Nedjo had resorted to hiding the flagpoles, but after much frantic searching it became clear that his father blamed his mother for their disappearance. Nedjo had been forced to tell him where they were before matters became violent.

'Where have you been?' Princip asked, as Nedjo caught up with him. His sharp tone annoyed Nedjo and he shrugged indifferently.

'We're meeting at eight o'clock tomorrow morning, in the pastry shop on Cumurija Street. Don't be late,' Princip told him, with a hint of scorn.

'So we are to act on Vidovdan?' Nedjo asked. His exclusion from the preparations had left him feeling slighted, but at least now he would be able to prove himself a hero on such an important day.

'We are,' Princip replied. As they walked along by the river, he told him the plan, leaving out one vital detail.

'What about my weapons?' Nedjo hadn't seen them since Gavro and Trifko disarmed him, during the trip from Belgrade.

'What of them? Did you take the risk bringing them across the border?' Princip asked.

'No, but I would have, had you not ...'

'You will receive your weapon tomorrow, if you turn up,' Princip growled, interrupting Nedjo. 'Here take this.' Gavro passed him a twist of newspaper.

'What is it?'

'Dead men tell no secrets,' Gavro said and hurried away.

Nedjo returned home in a dark mood and watched in disgust as his father decorated their house with the hated yellow and black flag. Was it any wonder Princip and his friends didn't trust him and thought he was incapable of action, he reflected angrily.

'How can you bend your knee to these people, Father?'

Vaso Cabrinovic shook his head in annoyance. In his view he was merely being practical. He brushed his son's idealism aside. 'You live under the Emperor and you're enjoying all the benefits he provides, Nedeljko. If you don’t like living under my roof you can always go somewhere else.'

'Don't you see how you betray our people?'

'You're betraying our people Nedeljko, keeping them in the dark ages, with idiotic dreams.'

His father's words provoked a coughing fit in Nedjo.
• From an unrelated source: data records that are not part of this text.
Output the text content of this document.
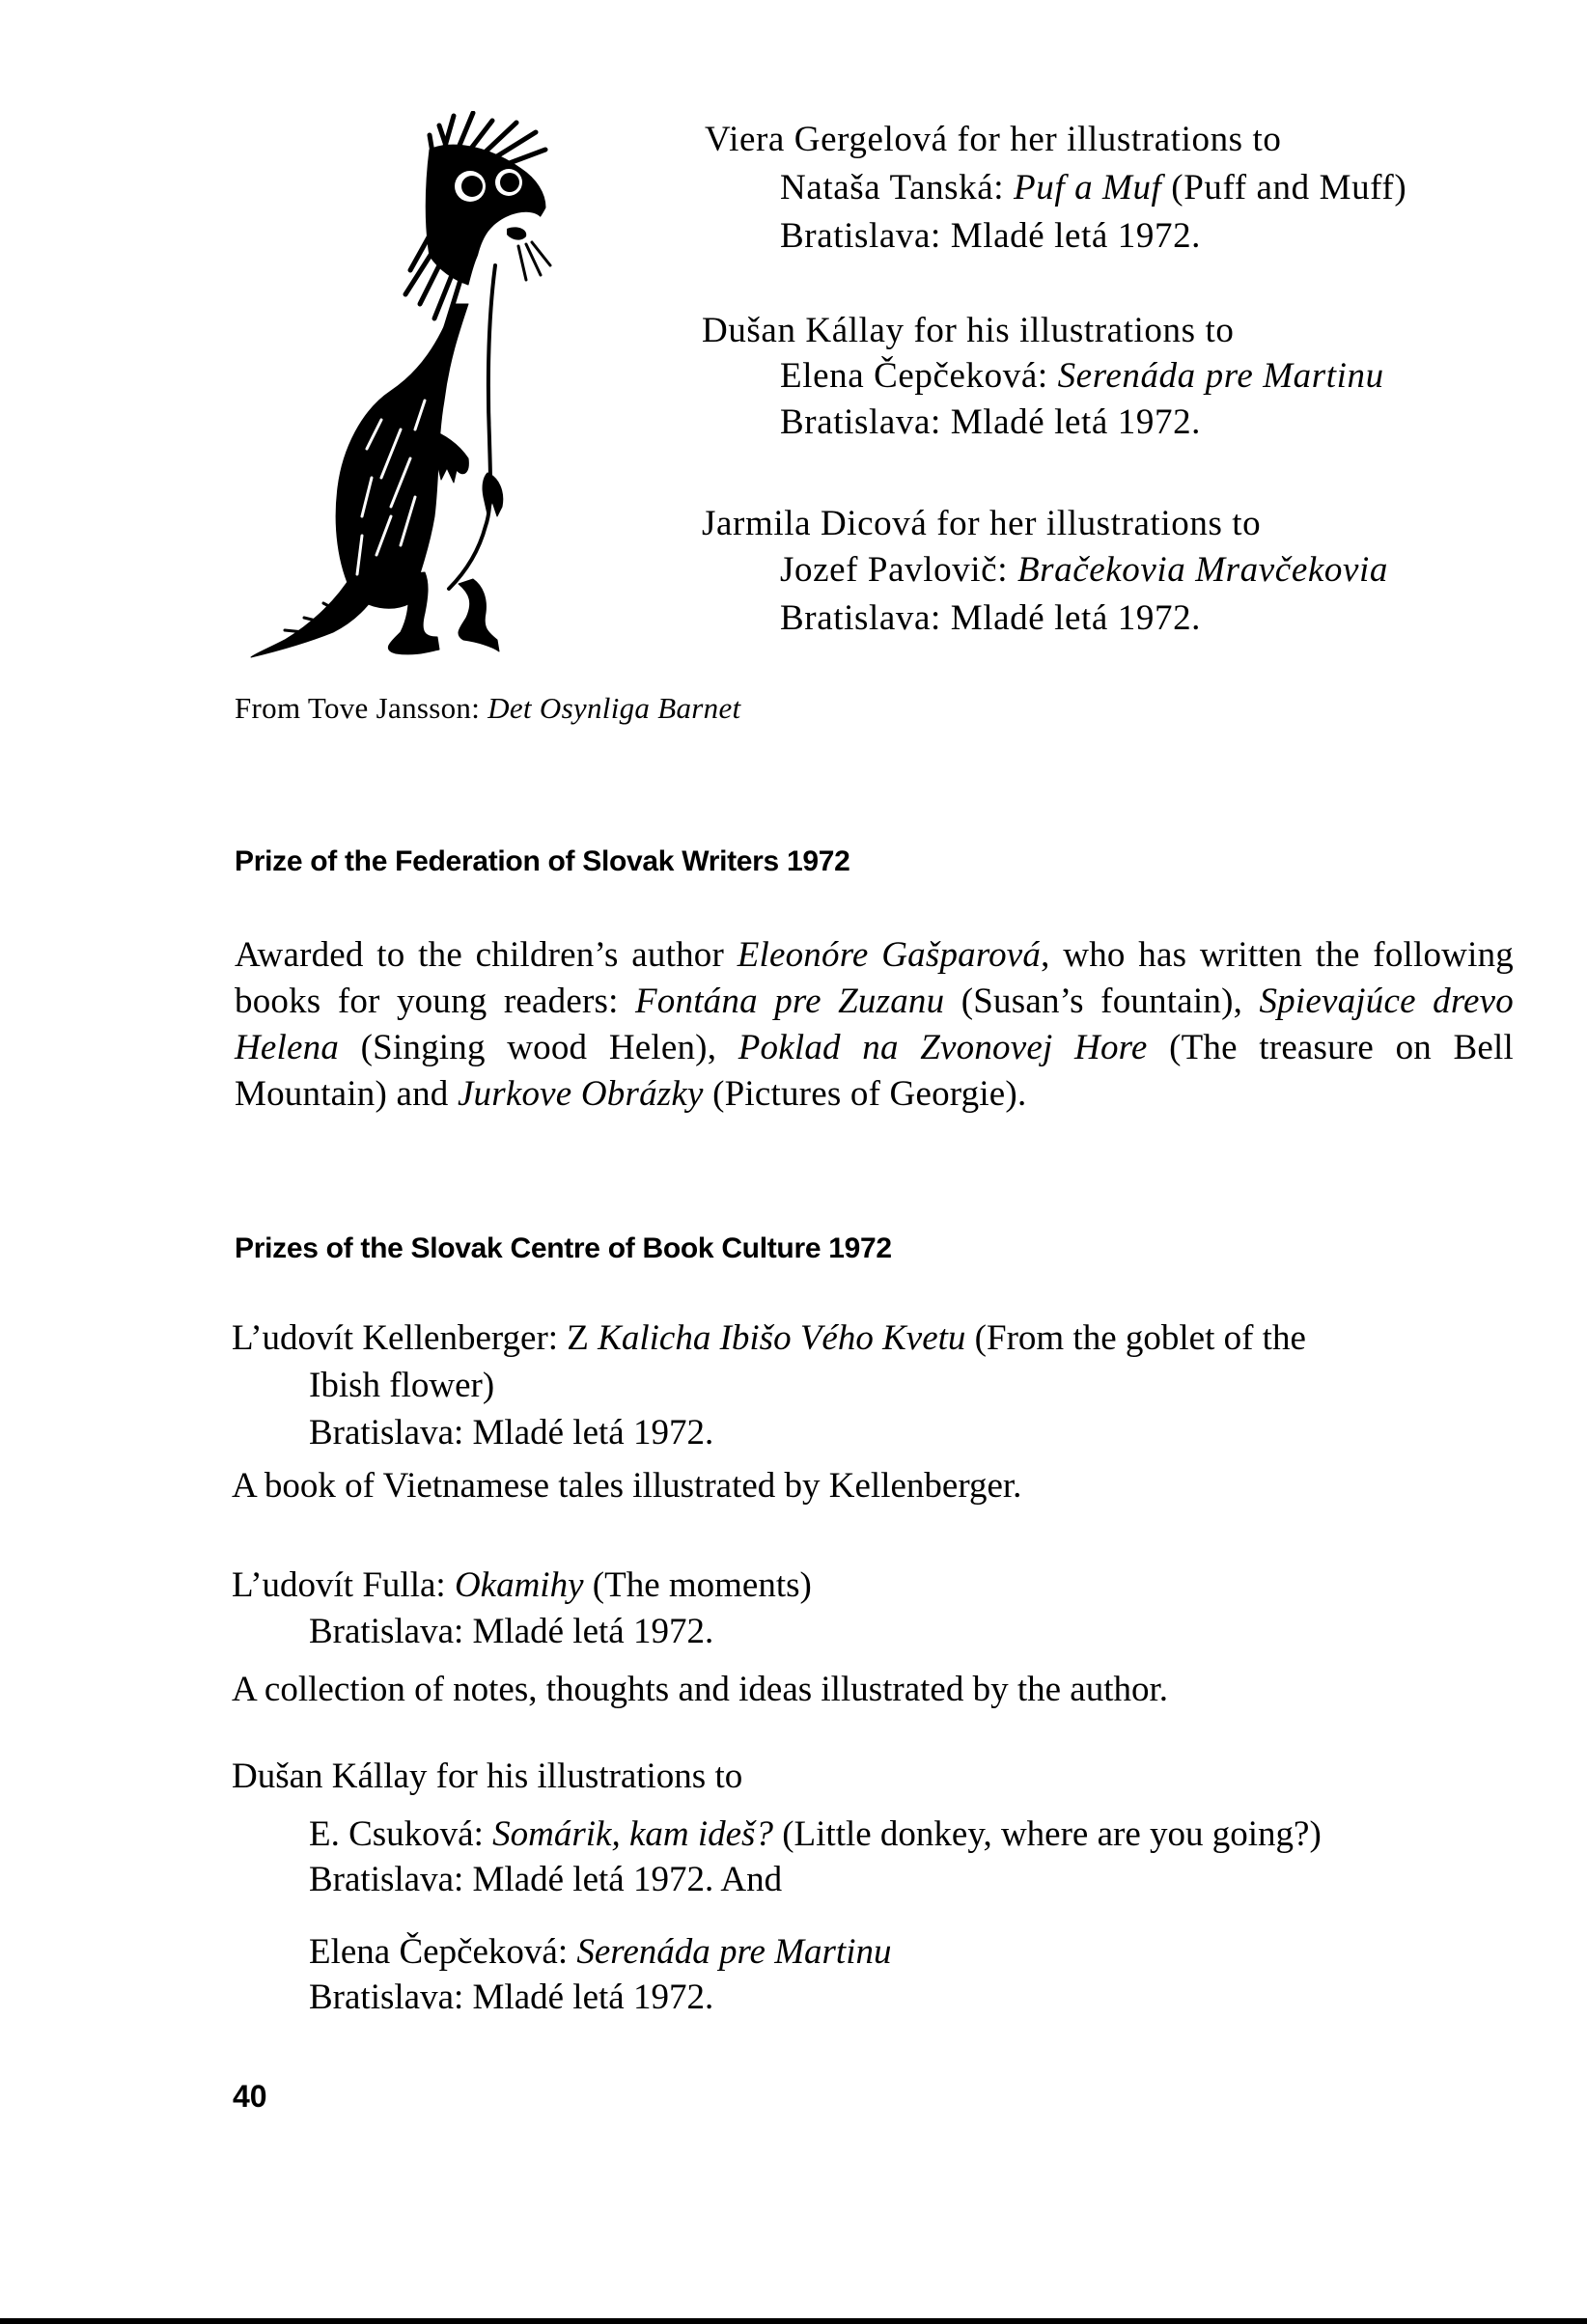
Viera Gergelová for her illustrations to
Nataša Tanská: Puf a Muf (Puff and Muff)
Bratislava: Mladé letá 1972.
Dušan Kállay for his illustrations to
Elena Čepčeková: Serenáda pre Martinu
Bratislava: Mladé letá 1972.
Jarmila Dicová for her illustrations to
Jozef Pavlovič: Bračekovia Mravčekovia
Bratislava: Mladé letá 1972.
From Tove Jansson: Det Osynliga Barnet
Prize of the Federation of Slovak Writers 1972
Awarded to the children’s author Eleonóre Gašparová, who has written the following books for young readers: Fontána pre Zuzanu (Susan’s fountain), Spievajúce drevo Helena (Singing wood Helen), Poklad na Zvonovej Hore (The treasure on Bell Mountain) and Jurkove Obrázky (Pictures of Georgie).
Prizes of the Slovak Centre of Book Culture 1972
L’udovít Kellenberger: Z Kalicha Ibišo Vého Kvetu (From the goblet of the
Ibish flower)
Bratislava: Mladé letá 1972.
A book of Vietnamese tales illustrated by Kellenberger.
L’udovít Fulla: Okamihy (The moments)
Bratislava: Mladé letá 1972.
A collection of notes, thoughts and ideas illustrated by the author.
Dušan Kállay for his illustrations to
E. Csuková: Somárik, kam ideš? (Little donkey, where are you going?)
Bratislava: Mladé letá 1972. And
Elena Čepčeková: Serenáda pre Martinu
Bratislava: Mladé letá 1972.
40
This man, who everyone called a police informant, who put his livelihood before his freedom and that of his people, thought him a traitor.

Nedjo managed to control his coughing and looked at the blood on his hands, 'Tomorrow, on Vidovdan, we shall see who is and who is not a traitor,' he said quietly. He had nothing left to lose.

*

After dinner, Archduke Franz Ferdinand and his consort repaired to the hotel foyer, to hold court and engage their guests in small talk.

Breitner stood as near as he dared and surveyed the scene. This was the place where the whole thing had started for him, when he had press-ganged Johnny into this ridiculous situation.